At the time of its last flight, Independence had 42 planes, down from a peak of 87.

===Historical fleet===
Independence Air previously operated the following aircraft:

| Aircraft | Total | Introduced | Retired | Notes |
| Airbus A319-100 | 12 | 2004 | 2006 |  |
| Bombardier CRJ200ER | 87 |  |
| Fairchild Dornier 328JET | 33 | 2004 |  |

==Decline==
After its emergence as an independent brand name, Independence Air became known for offering very low airfares: as little as $29 one-way to Florida from Washington Dulles International Airport. However, the company never overcame a series of financial problems during its transition, and its decline started only six months after its launch.

In February 2005, one of its aircraft was repossessed after the company missed a lease payment, after trying and failing to restructure the lease. Later that year, three more aircraft were sold or repossessed and in November 2005, FLYi, Inc., their parent company, declared bankruptcy. The company cited rising costs in the airline industry as the reason its low-cost strategy did not succeed.

In the intervening months between FLYi's declaration of bankruptcy and Independence Air's cessation of operations, a number of airlines expressed an interest in acquiring the airline's assets including: Mesa Air Group, United Airlines and Richard Branson.

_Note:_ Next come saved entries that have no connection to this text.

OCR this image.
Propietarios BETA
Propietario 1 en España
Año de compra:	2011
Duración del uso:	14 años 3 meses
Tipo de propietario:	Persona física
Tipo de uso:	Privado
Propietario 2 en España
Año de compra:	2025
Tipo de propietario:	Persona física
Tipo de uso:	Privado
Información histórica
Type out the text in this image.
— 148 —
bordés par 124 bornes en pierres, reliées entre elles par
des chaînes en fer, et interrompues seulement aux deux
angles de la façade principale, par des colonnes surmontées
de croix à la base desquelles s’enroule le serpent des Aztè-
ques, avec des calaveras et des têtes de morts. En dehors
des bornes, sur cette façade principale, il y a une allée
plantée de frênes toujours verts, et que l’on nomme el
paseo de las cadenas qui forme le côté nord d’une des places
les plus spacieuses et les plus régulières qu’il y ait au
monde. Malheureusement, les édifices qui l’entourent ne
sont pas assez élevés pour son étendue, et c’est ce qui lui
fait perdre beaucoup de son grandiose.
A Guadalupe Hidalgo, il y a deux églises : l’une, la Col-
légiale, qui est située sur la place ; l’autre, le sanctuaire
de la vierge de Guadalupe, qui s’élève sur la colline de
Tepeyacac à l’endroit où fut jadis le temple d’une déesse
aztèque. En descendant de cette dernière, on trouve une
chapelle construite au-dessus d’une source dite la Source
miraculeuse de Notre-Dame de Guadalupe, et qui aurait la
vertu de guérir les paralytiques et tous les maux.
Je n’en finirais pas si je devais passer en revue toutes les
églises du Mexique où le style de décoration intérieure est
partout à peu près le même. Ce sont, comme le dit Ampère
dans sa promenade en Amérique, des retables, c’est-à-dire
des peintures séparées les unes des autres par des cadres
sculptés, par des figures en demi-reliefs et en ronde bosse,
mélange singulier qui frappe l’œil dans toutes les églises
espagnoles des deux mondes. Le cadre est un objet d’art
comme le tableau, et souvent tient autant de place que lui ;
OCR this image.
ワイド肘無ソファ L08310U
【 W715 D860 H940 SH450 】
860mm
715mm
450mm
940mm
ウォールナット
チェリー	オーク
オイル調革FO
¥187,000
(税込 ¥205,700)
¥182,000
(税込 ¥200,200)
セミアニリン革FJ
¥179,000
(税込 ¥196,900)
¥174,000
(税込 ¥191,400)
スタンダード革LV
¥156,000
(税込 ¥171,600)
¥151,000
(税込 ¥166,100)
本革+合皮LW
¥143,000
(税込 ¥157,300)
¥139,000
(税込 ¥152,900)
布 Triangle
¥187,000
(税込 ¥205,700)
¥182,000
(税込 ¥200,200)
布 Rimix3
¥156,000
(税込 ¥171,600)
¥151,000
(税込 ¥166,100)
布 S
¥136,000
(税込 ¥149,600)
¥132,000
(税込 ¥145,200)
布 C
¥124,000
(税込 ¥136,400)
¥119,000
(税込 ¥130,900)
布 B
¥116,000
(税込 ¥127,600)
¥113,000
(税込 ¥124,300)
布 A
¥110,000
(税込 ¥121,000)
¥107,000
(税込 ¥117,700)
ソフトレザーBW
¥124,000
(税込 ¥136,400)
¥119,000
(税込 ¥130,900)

Not finding a suitable buyer in time to keep the planes flying, Independence Air announced on January 2, 2006, that it would cease operations at 7:26 p.m. UTC-5 on January 5, 2006, following a flight from Westchester County Airport in New York. When the airline ceased operations, it employed more than 2,500 staff,
 many of whom had been with the airline since its inception as Atlantic Coast Airlines. Over its 18 months of operation, Independence carried more than 8 million passengers.

On March 10, 2006, Northwest Airlines bought the operating certificate of Independence Air for $2 million to establish a new regional airline. On March 29, 2006, Northwest reported that Independence Air would be renamed Compass Airlines. The first flight route would be a twice daily service between Washington Dulles International Airport and Minneapolis-Saint Paul International Airport beginning in early June 2006.

==Destinations==
At the time of its shutdown on January 5, 2006, Independence operated 200 daily departures to 37 destinations throughout the United States, up from 78 flights at its launch.